Python 3.6 equivalent of md5 digest() method?

765 Views Asked by At

I'am having trouble in achieving the same results of md5 digest() method from Python 2.7 in Python 3.6.

Python 2.7:

import md5

encryption_base  = 'cS35jJYp15kjQf01FVqA7ubRaNOXKPmYGRbLUiimX0g3frQhzOZBmTSni4IEjHLWYMMioGaliIz5z8u2:abcdefghkmnopqrstuvwxyz:4'
digest = md5.new (encryption_base).digest()
print(digest)

#T┼ǃ×ÞRK(M<¶┤#  ²

Python 3.6:

from hashlib import md5

encryption_base  = 'cS35jJYp15kjQf01FVqA7ubRaNOXKPmYGRbLUiimX0g3frQhzOZBmTSni4IEjHLWYMMioGaliIz5z8u2:abcdefghkmnopqrstuvwxyz:4'
digest = md5(encryption_base.encode()).digest()
print(digest)

#b'T\xc5\x80\x9f\x9e\xe8RK(M<\xf4\xb4#\t\xfd'

How can I get the same string as in the Python 2.7 result? .hexdigest is not the case for this also.

1

There are 1 best solutions below

4
On BEST ANSWER

You have the exact same result, a bytestring. The only difference is that in Python 3 printing a bytestring gives you a debugging-friendly representation, not the raw bytes. That's because the raw bytes are not necessarily printable and print() needs Unicode strings.

If you must have the same output, write the bytes directly to the stdout buffer, bypassing the Unicode TextIOWrapper() that takes care of encoding text to the underlying locale codec:

import sys

digest = md5(encryption_base.encode('ASCII')).digest()
sys.stdout.buffer.write(digest + b'\n')

Note that you must ensure that you define your encryption_base value as a bytes value too, or at least encode it to the same codec, ASCII, like I did above.

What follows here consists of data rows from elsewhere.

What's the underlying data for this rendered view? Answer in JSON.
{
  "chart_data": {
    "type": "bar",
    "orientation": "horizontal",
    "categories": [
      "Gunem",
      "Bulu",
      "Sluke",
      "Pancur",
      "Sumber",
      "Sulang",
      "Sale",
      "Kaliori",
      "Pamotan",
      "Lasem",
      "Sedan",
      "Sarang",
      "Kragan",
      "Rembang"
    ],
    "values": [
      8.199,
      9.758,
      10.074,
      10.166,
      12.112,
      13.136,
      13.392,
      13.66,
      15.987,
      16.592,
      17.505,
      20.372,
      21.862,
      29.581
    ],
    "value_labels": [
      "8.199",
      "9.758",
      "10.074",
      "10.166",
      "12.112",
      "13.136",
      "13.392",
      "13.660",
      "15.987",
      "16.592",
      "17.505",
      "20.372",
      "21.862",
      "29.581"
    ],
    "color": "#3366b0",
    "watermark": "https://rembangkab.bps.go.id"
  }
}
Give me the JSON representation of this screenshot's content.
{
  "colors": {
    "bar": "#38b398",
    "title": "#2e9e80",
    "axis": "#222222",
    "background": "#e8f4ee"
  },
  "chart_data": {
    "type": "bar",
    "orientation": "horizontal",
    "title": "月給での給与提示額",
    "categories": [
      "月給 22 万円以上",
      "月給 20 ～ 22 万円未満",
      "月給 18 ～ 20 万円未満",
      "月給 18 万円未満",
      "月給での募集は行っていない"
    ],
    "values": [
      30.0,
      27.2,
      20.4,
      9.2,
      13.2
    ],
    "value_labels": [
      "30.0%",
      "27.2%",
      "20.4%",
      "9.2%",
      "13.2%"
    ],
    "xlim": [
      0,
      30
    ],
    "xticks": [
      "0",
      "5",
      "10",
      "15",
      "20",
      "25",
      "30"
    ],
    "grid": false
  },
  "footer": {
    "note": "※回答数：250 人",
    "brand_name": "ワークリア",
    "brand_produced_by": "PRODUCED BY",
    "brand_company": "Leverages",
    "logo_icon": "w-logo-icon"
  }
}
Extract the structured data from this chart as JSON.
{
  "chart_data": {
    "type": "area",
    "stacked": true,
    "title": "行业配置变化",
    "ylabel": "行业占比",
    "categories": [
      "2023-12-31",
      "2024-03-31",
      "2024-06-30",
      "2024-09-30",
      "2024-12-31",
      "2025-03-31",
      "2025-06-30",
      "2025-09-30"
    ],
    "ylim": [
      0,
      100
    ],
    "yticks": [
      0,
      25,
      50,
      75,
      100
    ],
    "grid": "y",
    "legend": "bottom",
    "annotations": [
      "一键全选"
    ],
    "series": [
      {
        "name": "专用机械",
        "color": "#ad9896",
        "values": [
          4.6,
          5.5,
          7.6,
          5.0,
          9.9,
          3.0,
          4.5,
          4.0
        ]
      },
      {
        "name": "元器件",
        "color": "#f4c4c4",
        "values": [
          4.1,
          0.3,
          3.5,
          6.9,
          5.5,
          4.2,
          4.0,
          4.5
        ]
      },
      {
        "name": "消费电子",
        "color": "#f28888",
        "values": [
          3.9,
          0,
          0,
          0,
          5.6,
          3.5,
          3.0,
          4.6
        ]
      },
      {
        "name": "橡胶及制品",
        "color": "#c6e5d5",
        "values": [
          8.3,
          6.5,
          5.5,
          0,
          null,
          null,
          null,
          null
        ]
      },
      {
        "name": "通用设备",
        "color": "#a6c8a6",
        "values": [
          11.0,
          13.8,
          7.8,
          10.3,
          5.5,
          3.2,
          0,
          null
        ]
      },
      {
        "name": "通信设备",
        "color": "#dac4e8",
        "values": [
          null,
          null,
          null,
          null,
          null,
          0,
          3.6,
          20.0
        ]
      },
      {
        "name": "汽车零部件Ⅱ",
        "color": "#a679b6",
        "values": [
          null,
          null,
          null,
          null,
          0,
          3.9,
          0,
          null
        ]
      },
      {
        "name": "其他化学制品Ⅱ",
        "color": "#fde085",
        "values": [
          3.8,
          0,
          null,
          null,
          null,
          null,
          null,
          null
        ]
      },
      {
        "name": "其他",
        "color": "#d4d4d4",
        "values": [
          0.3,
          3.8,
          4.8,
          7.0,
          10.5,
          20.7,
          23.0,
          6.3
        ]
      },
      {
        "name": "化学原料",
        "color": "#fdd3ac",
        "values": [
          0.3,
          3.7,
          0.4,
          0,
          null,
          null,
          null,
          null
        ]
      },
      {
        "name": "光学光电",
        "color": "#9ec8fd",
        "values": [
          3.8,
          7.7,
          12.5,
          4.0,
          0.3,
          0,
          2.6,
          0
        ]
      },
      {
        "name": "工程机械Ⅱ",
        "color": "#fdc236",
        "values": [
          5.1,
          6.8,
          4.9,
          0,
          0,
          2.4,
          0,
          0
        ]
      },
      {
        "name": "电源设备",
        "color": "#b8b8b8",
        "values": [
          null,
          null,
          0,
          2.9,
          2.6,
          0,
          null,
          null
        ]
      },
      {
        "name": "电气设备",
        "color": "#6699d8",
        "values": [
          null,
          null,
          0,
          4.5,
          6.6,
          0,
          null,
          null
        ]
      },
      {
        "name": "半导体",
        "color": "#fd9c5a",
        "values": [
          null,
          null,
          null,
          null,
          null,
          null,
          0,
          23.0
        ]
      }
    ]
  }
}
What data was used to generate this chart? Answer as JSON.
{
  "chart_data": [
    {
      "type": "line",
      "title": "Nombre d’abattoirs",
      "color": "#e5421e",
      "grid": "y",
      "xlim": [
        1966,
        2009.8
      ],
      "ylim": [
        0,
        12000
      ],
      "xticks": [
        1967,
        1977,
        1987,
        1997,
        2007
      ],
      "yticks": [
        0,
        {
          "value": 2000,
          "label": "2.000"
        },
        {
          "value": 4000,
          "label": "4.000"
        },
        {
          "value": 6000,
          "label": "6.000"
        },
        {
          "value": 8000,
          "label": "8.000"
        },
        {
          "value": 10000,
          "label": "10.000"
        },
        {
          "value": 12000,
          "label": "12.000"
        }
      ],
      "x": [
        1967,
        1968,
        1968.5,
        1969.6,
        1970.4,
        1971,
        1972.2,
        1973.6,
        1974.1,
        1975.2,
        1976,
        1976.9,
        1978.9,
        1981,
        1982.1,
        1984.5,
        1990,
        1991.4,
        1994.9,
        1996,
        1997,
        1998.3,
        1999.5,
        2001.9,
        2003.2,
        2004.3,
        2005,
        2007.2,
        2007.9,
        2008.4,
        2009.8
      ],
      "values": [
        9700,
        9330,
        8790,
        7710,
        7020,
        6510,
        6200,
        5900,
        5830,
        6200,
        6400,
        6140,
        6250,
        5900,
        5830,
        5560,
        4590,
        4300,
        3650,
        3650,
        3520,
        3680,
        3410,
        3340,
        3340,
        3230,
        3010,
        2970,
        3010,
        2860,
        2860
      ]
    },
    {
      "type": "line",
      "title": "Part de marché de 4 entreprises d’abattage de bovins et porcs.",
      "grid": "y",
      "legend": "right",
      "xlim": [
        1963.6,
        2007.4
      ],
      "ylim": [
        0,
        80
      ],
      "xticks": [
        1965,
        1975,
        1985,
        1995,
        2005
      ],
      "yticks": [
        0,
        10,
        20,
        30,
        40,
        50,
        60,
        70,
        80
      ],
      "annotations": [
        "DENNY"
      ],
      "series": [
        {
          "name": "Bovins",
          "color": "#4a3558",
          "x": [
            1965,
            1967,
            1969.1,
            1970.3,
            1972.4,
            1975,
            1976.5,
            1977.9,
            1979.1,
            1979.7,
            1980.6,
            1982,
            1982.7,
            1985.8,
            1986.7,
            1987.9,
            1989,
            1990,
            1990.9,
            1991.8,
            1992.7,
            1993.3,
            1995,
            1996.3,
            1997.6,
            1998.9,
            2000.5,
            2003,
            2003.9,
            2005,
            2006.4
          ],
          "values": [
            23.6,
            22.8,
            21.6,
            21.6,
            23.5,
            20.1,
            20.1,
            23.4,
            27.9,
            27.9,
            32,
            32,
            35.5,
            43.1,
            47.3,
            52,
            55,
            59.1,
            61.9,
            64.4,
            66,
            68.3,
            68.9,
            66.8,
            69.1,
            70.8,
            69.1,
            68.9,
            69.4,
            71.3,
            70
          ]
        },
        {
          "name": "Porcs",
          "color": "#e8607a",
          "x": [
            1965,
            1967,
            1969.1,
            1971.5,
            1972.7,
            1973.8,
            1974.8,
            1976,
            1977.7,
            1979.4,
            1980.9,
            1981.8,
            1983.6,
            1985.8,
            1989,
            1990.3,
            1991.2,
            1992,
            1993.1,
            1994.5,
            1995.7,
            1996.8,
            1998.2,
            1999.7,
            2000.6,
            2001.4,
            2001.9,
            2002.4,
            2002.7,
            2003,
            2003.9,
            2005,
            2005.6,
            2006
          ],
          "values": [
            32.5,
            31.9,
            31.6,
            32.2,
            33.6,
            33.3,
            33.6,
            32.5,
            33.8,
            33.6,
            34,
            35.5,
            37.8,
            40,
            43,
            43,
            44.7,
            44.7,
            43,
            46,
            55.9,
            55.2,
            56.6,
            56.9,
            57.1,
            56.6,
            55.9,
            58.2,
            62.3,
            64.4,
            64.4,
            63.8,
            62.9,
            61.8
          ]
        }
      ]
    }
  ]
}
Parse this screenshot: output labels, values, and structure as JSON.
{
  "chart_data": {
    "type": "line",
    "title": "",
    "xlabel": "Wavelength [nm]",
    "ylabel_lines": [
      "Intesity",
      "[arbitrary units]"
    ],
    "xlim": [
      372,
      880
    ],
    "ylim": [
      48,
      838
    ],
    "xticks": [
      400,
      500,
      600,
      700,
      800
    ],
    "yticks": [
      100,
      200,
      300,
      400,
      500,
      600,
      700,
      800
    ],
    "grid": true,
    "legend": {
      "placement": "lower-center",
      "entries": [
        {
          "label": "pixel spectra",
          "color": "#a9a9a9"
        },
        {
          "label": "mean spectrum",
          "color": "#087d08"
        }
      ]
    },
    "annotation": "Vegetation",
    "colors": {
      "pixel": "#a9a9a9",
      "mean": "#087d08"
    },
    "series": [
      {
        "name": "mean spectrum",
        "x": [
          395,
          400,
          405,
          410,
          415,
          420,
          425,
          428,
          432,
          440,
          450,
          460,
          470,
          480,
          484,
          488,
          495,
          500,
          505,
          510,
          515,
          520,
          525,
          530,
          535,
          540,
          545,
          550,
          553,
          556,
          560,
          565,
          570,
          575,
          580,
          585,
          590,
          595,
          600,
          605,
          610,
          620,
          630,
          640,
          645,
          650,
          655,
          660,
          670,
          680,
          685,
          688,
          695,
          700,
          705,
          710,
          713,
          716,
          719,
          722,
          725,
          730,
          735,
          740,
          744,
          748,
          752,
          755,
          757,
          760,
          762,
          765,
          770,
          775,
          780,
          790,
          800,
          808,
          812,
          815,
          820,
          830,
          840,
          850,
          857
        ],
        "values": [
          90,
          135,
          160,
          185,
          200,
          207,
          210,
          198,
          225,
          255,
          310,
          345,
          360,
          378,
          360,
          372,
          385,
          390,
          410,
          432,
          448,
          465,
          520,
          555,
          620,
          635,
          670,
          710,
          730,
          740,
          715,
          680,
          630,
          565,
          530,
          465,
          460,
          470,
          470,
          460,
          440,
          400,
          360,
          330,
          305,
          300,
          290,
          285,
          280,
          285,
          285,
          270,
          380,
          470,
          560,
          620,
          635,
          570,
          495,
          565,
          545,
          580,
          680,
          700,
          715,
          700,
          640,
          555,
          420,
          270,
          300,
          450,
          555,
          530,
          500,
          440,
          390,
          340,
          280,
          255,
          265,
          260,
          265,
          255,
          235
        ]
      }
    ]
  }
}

Definining it as a bytestring gives you the same value as in Python 2 without encoding:

encryption_base  = b'cS35jJYp15kjQf01FVqA7ubRaNOXKPmYGRbLUiimX0g3frQhzOZBmTSni4IEjHLWYMMioGaliIz5z8u2:abcdefghkmnopqrstuvwxyz:4'

When you use str.encode() without explicitly setting an argument, you are encoding to UTF-8. IF your encryption_base string only consists of ASCII codepoints, the result would be the same, but not if you have any Latin-1 or higher codepoints in there too. Don't conflate bytes with Unicode codepoints! See https://nedbatchelder.com/text/unipain.html to fully understand the difference and how that difference applies to Python 2 and 3.